La montée en puissance attendue de la Gendarmerie dans la lutte contre la délinquance financière

La Cour des comptes (Crédit photo: TouN
La Cour des comptes (Crédit photo: TouN

En matière de délinquance financière, l’Intérieur et la Justice peuvent mieux faire. La Cour des comptes vient de publier récemment un référé daté du 12 décembre 2018. Son constat? Les deux ministères ont des belles marges d’amélioration dans l’organisation des enquêtes et des poursuites judiciaires en matière de délinquance financière. Une criminalité qui, écrivent les magistrats de la rue Cambon, fait l’objet “d’une attention insuffisante au regard de son impact sur le tissu économique et social”.

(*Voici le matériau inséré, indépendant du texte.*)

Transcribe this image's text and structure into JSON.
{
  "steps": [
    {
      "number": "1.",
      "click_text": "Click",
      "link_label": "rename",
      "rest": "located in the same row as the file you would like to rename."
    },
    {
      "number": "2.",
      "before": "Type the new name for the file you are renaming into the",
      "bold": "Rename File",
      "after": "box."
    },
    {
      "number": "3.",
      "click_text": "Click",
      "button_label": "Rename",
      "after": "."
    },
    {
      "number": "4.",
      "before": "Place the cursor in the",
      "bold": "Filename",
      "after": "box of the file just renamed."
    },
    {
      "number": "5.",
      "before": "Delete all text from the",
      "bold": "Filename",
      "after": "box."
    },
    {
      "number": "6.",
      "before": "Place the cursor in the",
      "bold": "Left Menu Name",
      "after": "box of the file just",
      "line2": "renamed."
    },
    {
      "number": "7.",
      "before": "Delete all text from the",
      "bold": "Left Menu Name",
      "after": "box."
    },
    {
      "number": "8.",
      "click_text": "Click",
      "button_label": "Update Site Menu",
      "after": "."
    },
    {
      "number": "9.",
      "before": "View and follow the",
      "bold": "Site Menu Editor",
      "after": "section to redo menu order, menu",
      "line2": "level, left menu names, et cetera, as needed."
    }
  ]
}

Escroqueries bancaires, fraudes ou  affaires de travail illégal forment le lot quotidien de cette forme de criminalité. Tous services de police confondus, cela correspond à environ 7.000 affaires par an, souvent suivies localement. “La très grande majorité des infractions constatées sont traitées par les directions départementales de la sécurité publique et les groupements de gendarmerie départementaux“, détaille la Cour des comptes. On dénombre également, selon la Cour des comptes, pour le moment 19 groupes financiers dans les 30 sections de recherches de métropole, mais aucun dans les sept sections de recherches d’outre-mer.

A travers la réponse du ministre de l’Intérieur au référé, on en sait un peu plus sur la montée en puissance de la Gendarmerie contre cette délinquance en col blanc. Visiblement attendu par les magistrats de la Cour des comptes, l’ordre de bataille de l’Institution répond en partie aux cinq recommandations formulées dans le référé. Ainsi, la proposition des magistrats de la rue Cambon de créer une instance de concertation sur ce sujet en Île-de-France est accueillie favorablement par les directions générales de la Police et de la Gendarmerie nationales. Même si, précise l’Intérieur, “la coordination entre acteurs dans la lutte contre la délinquance économique et financière existe” déjà. Les magistrats de la Cour des comptes avaient relevé une dispersion et une mauvaise répartition des moyens existants dans cette région.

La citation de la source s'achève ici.